Package 'fenr'

Title: Fast functional enrichment for interactive applications
Description: Perform fast functional enrichment on feature lists (like genes or proteins) using the hypergeometric distribution. Tailored for speed, this package is ideal for interactive platforms such as Shiny. It supports the retrieval of functional data from sources like GO, KEGG, Reactome, Bioplanet and WikiPathways.

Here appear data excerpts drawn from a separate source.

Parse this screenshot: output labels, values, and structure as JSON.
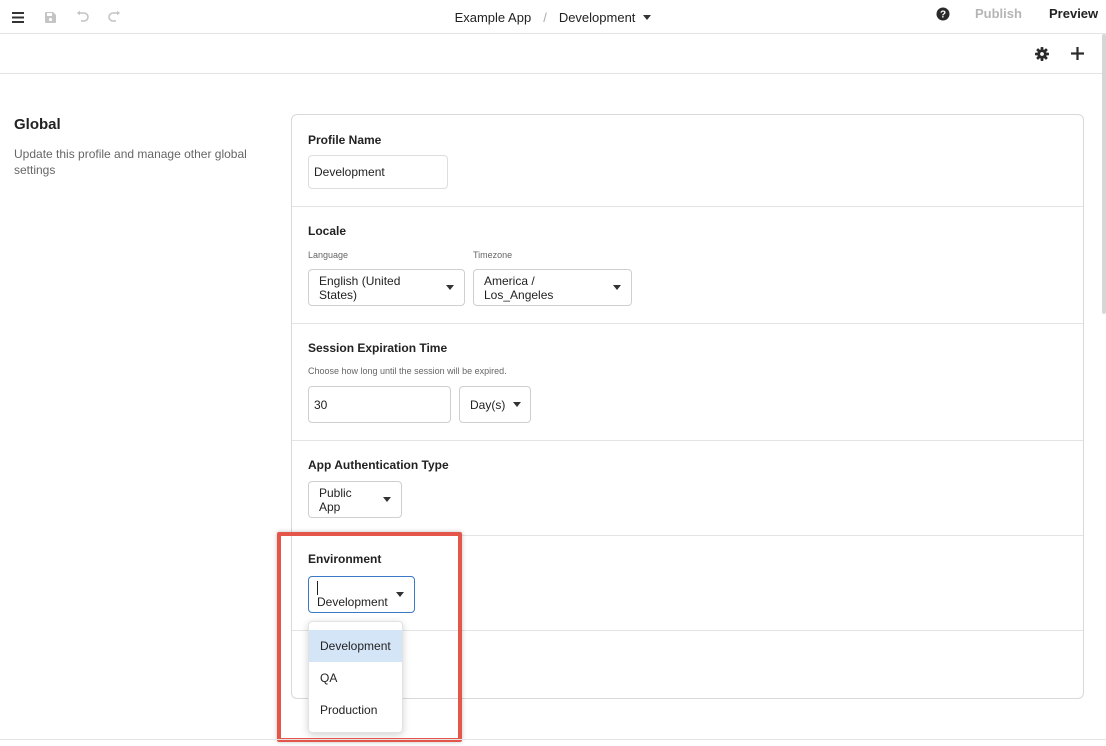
{
  "topbar": {
    "app_name": "Example App",
    "separator": "/",
    "environment": "Development",
    "publish_label": "Publish",
    "preview_label": "Preview"
  },
  "sidebar": {
    "title": "Global",
    "description": "Update this profile and manage other global settings"
  },
  "profile": {
    "title": "Profile Name",
    "value": "Development"
  },
  "locale": {
    "title": "Locale",
    "language_label": "Language",
    "language_value": "English (United States)",
    "timezone_label": "Timezone",
    "timezone_value": "America / Los_Angeles"
  },
  "session": {
    "title": "Session Expiration Time",
    "help": "Choose how long until the session will be expired.",
    "amount": "30",
    "unit": "Day(s)"
  },
  "auth": {
    "title": "App Authentication Type",
    "value": "Public App"
  },
  "environment": {
    "title": "Environment",
    "value": "Development",
    "options": [
      "Development",
      "QA",
      "Production"
    ],
    "selected_index": 0
  },
  "colors": {
    "highlight": "#e4554a",
    "focus": "#3a79c7",
    "selected_option": "#d5e5f8",
    "disabled_text": "#b5b5b5"
  }
}
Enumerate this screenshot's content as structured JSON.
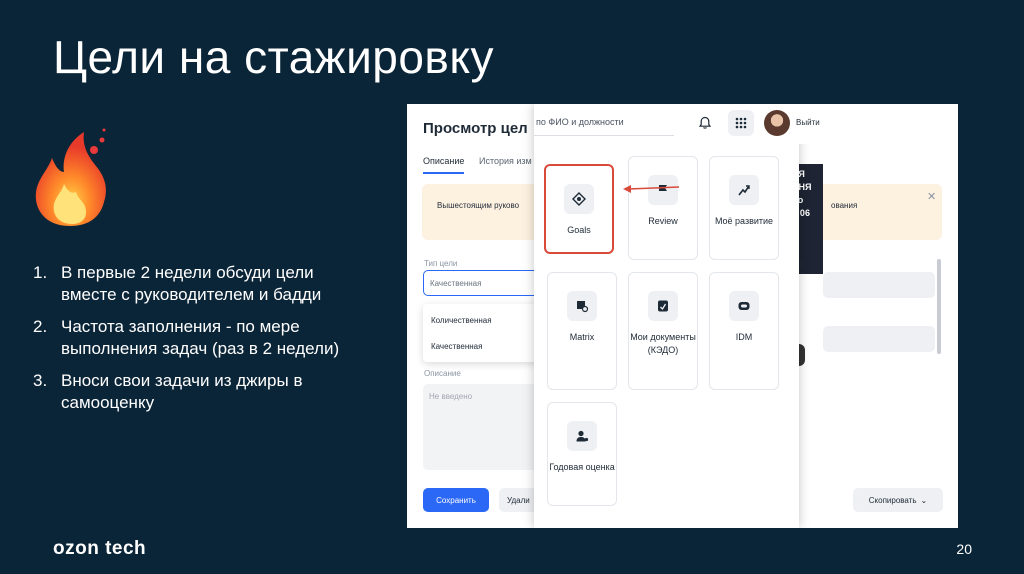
{
  "slide": {
    "title": "Цели на стажировку",
    "page_number": "20",
    "logo": "ozon tech",
    "steps": [
      {
        "num": "1.",
        "text": "В первые 2 недели обсуди цели вместе с руководителем и бадди"
      },
      {
        "num": "2.",
        "text": "Частота заполнения - по мере выполнения задач (раз в 2 недели)"
      },
      {
        "num": "3.",
        "text": "Вноси свои задачи из джиры в самооценку"
      }
    ]
  },
  "screenshot": {
    "background_page": {
      "title": "Просмотр цел",
      "tabs": [
        "Описание",
        "История изм"
      ],
      "note_text": "Вышестоящим руково",
      "note_text_right": "ования",
      "goal_type_label": "Тип цели",
      "goal_type_value": "Качественная",
      "dropdown_options": [
        "Количественная",
        "Качественная"
      ],
      "description_label": "Описание",
      "description_placeholder": "Не введено",
      "save_button": "Сохранить",
      "delete_button": "Удали",
      "copy_button": "Скопировать",
      "banner_text": "ЛЯ\nЯНЯ\nдо\nн 06",
      "banner_bottom": "ON"
    },
    "top_bar": {
      "search_placeholder": "по ФИО и должности",
      "user_action": "Выйти"
    },
    "apps": [
      {
        "label": "Goals",
        "icon": "target-icon",
        "highlighted": true
      },
      {
        "label": "Review",
        "icon": "flag-icon",
        "highlighted": false
      },
      {
        "label": "Моё развитие",
        "icon": "growth-icon",
        "highlighted": false
      },
      {
        "label": "Matrix",
        "icon": "matrix-search-icon",
        "highlighted": false
      },
      {
        "label": "Мои документы (КЭДО)",
        "icon": "document-icon",
        "highlighted": false
      },
      {
        "label": "IDM",
        "icon": "idm-icon",
        "highlighted": false
      },
      {
        "label": "Годовая оценка",
        "icon": "user-star-icon",
        "highlighted": false
      }
    ],
    "colors": {
      "accent": "#2c68f6",
      "highlight": "#d94a3a",
      "slide_bg": "#0b2538"
    }
  }
}
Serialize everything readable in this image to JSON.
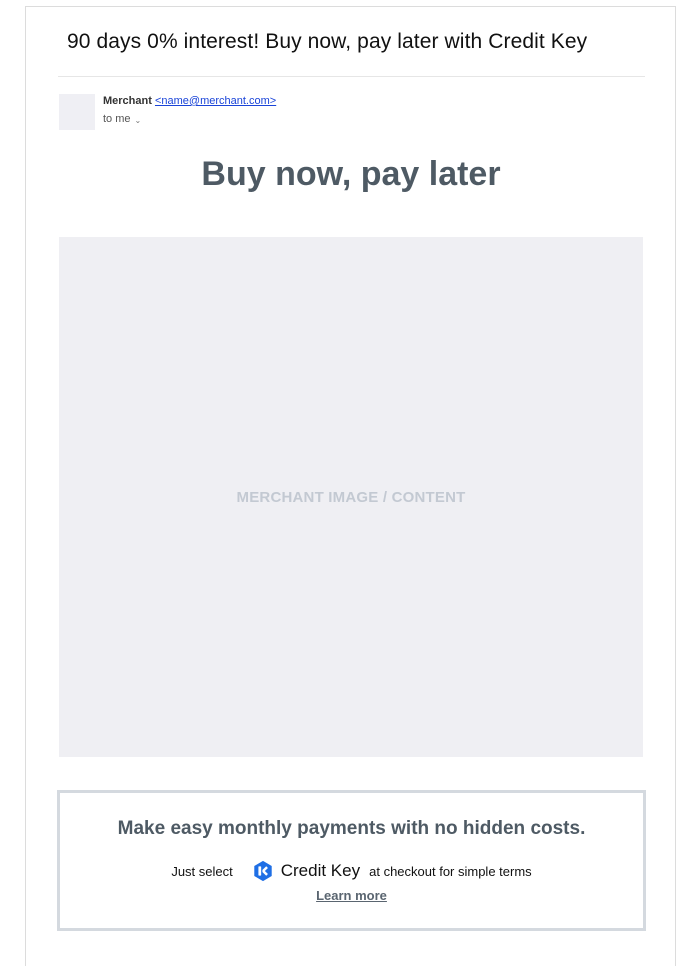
{
  "email": {
    "subject": "90 days 0% interest! Buy now, pay later with Credit Key",
    "sender_name": "Merchant",
    "sender_email": "<name@merchant.com>",
    "recipient": "to me",
    "chevron_icon": "chevron-down-icon"
  },
  "content": {
    "headline": "Buy now, pay later",
    "image_placeholder": "MERCHANT IMAGE / CONTENT"
  },
  "promo": {
    "title": "Make easy monthly payments with no hidden costs.",
    "prefix": "Just select",
    "brand": "Credit Key",
    "brand_icon": "credit-key-logo-icon",
    "suffix": "at checkout for simple terms",
    "link": "Learn more"
  },
  "colors": {
    "headline": "#4e5a64",
    "link": "#1a44d8",
    "brand": "#1f6fe5",
    "placeholder_bg": "#efeff3"
  }
}
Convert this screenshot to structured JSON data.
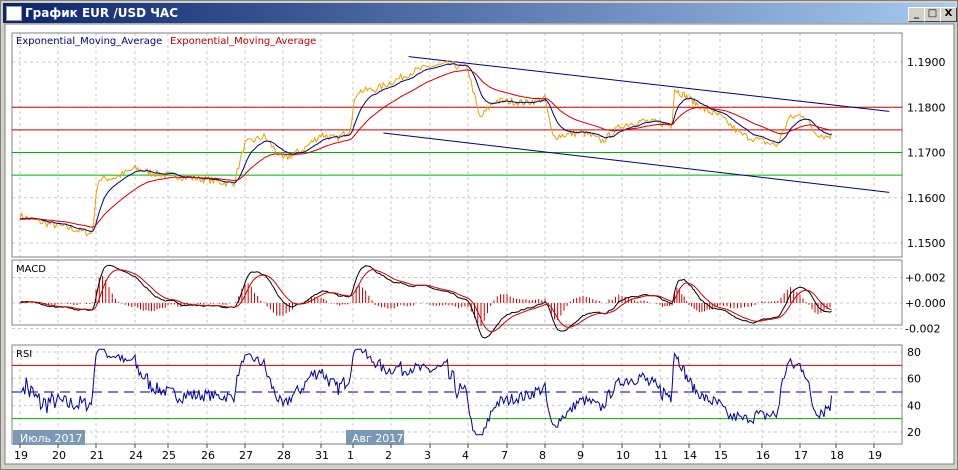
{
  "window": {
    "title": "График EUR /USD  ЧАС",
    "minimize": "_",
    "maximize": "□",
    "close": "X"
  },
  "legend": {
    "ema_blue": "Exponential_Moving_Average",
    "ema_red": "Exponential_Moving_Average"
  },
  "panels": {
    "macd": "MACD",
    "rsi": "RSI"
  },
  "months": [
    {
      "label": "Июль 2017"
    },
    {
      "label": "Авг 2017"
    }
  ],
  "colors": {
    "price": "#e8a000",
    "ema_fast": "#000080",
    "ema_slow": "#d00000",
    "red_level": "#d00000",
    "green_level": "#00b000",
    "channel": "#000080"
  },
  "chart_data": [
    {
      "type": "line",
      "title": "EUR/USD H1",
      "y_ticks": [
        "1.1900",
        "1.1800",
        "1.1700",
        "1.1600",
        "1.1500"
      ],
      "ylim": [
        1.1475,
        1.1965
      ],
      "x_ticks": [
        "19",
        "20",
        "21",
        "24",
        "25",
        "26",
        "27",
        "28",
        "31",
        "1",
        "2",
        "3",
        "4",
        "7",
        "8",
        "9",
        "10",
        "11",
        "14",
        "15",
        "16",
        "17",
        "18",
        "19"
      ],
      "price_keypoints": [
        [
          0,
          1.156
        ],
        [
          0.6,
          1.1545
        ],
        [
          1.2,
          1.1535
        ],
        [
          1.9,
          1.152
        ],
        [
          2.05,
          1.164
        ],
        [
          2.5,
          1.1645
        ],
        [
          3,
          1.1665
        ],
        [
          3.5,
          1.1655
        ],
        [
          4,
          1.165
        ],
        [
          5,
          1.164
        ],
        [
          5.7,
          1.163
        ],
        [
          6,
          1.172
        ],
        [
          6.5,
          1.1735
        ],
        [
          7,
          1.1685
        ],
        [
          7.5,
          1.1705
        ],
        [
          8,
          1.174
        ],
        [
          8.5,
          1.173
        ],
        [
          8.9,
          1.175
        ],
        [
          9.1,
          1.1835
        ],
        [
          9.6,
          1.184
        ],
        [
          10,
          1.1855
        ],
        [
          10.6,
          1.188
        ],
        [
          11,
          1.189
        ],
        [
          11.5,
          1.1895
        ],
        [
          12,
          1.1885
        ],
        [
          12.3,
          1.1775
        ],
        [
          12.7,
          1.1815
        ],
        [
          13.5,
          1.181
        ],
        [
          14,
          1.182
        ],
        [
          14.2,
          1.1735
        ],
        [
          15,
          1.1745
        ],
        [
          15.5,
          1.1725
        ],
        [
          16,
          1.176
        ],
        [
          16.5,
          1.177
        ],
        [
          17,
          1.1765
        ],
        [
          17.4,
          1.176
        ],
        [
          17.5,
          1.184
        ],
        [
          18,
          1.182
        ],
        [
          18.5,
          1.1795
        ],
        [
          19,
          1.178
        ],
        [
          19.5,
          1.174
        ],
        [
          20,
          1.1725
        ],
        [
          20.4,
          1.1715
        ],
        [
          20.7,
          1.1775
        ],
        [
          21.1,
          1.1785
        ],
        [
          21.4,
          1.1745
        ],
        [
          21.7,
          1.1735
        ],
        [
          21.9,
          1.1738
        ]
      ],
      "levels": [
        {
          "value": 1.18,
          "color": "red"
        },
        {
          "value": 1.175,
          "color": "red"
        },
        {
          "value": 1.17,
          "color": "green"
        },
        {
          "value": 1.165,
          "color": "green"
        }
      ],
      "channel": [
        [
          [
            10.45,
            1.1912
          ],
          [
            23.4,
            1.1791
          ]
        ],
        [
          [
            9.8,
            1.1743
          ],
          [
            23.4,
            1.1612
          ]
        ]
      ]
    },
    {
      "type": "line",
      "title": "MACD",
      "y_ticks": [
        "+0.002",
        "+0.000",
        "-0.002"
      ],
      "ylim": [
        -0.003,
        0.003
      ]
    },
    {
      "type": "line",
      "title": "RSI",
      "y_ticks": [
        "80",
        "60",
        "40",
        "20"
      ],
      "ylim": [
        15,
        85
      ],
      "levels": [
        70,
        50,
        30
      ]
    }
  ]
}
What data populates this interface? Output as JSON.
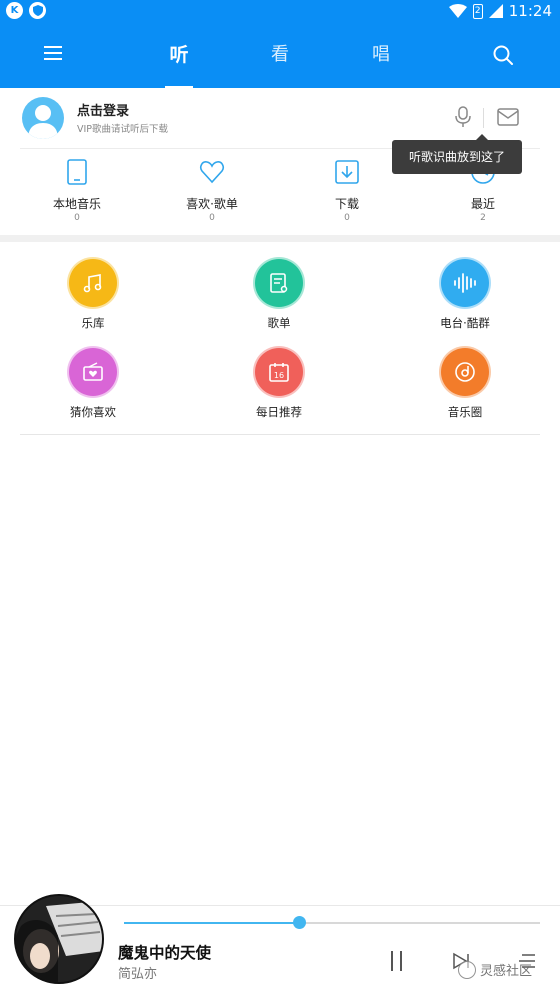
{
  "status_bar": {
    "badge_k": "K",
    "battery_digit": "2",
    "time": "11:24"
  },
  "header": {
    "tabs": [
      {
        "label": "听"
      },
      {
        "label": "看"
      },
      {
        "label": "唱"
      }
    ],
    "active_tab": "听",
    "menu_icon": "hamburger-menu-icon",
    "search_icon": "search-icon"
  },
  "account": {
    "login_title": "点击登录",
    "login_subtitle": "VIP歌曲请试听后下载",
    "mic_icon": "microphone-icon",
    "mail_icon": "mail-icon"
  },
  "tooltip": {
    "text": "听歌识曲放到这了"
  },
  "quick_access": [
    {
      "label": "本地音乐",
      "count": "0",
      "icon": "phone-icon"
    },
    {
      "label": "喜欢·歌单",
      "count": "0",
      "icon": "heart-icon"
    },
    {
      "label": "下载",
      "count": "0",
      "icon": "download-icon"
    },
    {
      "label": "最近",
      "count": "2",
      "icon": "clock-icon"
    }
  ],
  "categories": [
    {
      "label": "乐库",
      "icon": "music-note-icon",
      "color": "#f6b816"
    },
    {
      "label": "歌单",
      "icon": "songlist-icon",
      "color": "#22c39a"
    },
    {
      "label": "电台·酷群",
      "icon": "soundwave-icon",
      "color": "#30acf0"
    },
    {
      "label": "猜你喜欢",
      "icon": "radio-heart-icon",
      "color": "#d965d6"
    },
    {
      "label": "每日推荐",
      "icon": "calendar-icon",
      "color": "#f0605a"
    },
    {
      "label": "音乐圈",
      "icon": "disc-icon",
      "color": "#f37c2a"
    }
  ],
  "player": {
    "song_title": "魔鬼中的天使",
    "artist": "简弘亦",
    "progress": 0.42
  },
  "watermark": {
    "text": "灵感社区"
  },
  "colors": {
    "primary": "#0a8ef5",
    "accent": "#42b6f0"
  }
}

By downloading and preparing data first, it allows for rapid successive tests on various feature selections without the need for repetitive, time-consuming preparatory steps typical of other packages.
Authors: Marek Gierlinski [aut, cre]
Maintainer: Marek Gierlinski <[email protected]>
License: MIT + file LICENSE
Version: 1.5.0
Built: 2024-10-31 06:08:46 UTC
Source: https://github.com/bioc/fenr

Help Index


Small Shiny app serving as example for fast enrichment

Description

Small Shiny app serving as example for fast enrichment

Usage

enrichment_interactive(de, term_data)

Arguments

de

Differential expression results, yeast_de attached to this package can be used.

term_data

A list of fenr_terms objects containing functional data for various ontologies. fetch_terms_for_example can be used to create this object.

Value

An interactive Shiny app

Examples

## Not run: 
data(yeast_de)
term_data <- fetch_terms_for_example(yeast_de)
  enrichment_interactive(yeast_de, term_data)

## End(Not run)

Example set of background genes.

Description

A set of gene names for proteins that could be detected in a typical proteomics experiment on yeast samples.

Usage

data(exmpl_all)

Format

A character vector with 6985 elements.

Value

A vector with background gene names.


Example set of selected genes.

Description

A set of gene names manually selected to illustrate functional enrichment.

Usage

data(exmpl_sel)

Format

A character vector with 21 elements.

Value

A vector with selected gene names.


Get functional term data from BioPlanet

Description

Download term information (term ID and name) and gene-pathway mapping (NCBI gene ID, gene symbol and pathway ID) from BioPlanet.

Usage

fetch_bp(use_cache = TRUE, on_error = c("stop", "warn", "ignore"))

Arguments

use_cache

Logical, if TRUE, the remote file will be cached locally.

on_error

A character string indicating the error handling strategy: either "stop" to halt execution, "warn" to issue a warning and return 'NULL' or "ignore" to return 'NULL' without warnings. Defaults to "stop".

Value

A list with terms and mapping tibbles.

Examples

bioplanet_data <- fetch_bp(on_error = "warn")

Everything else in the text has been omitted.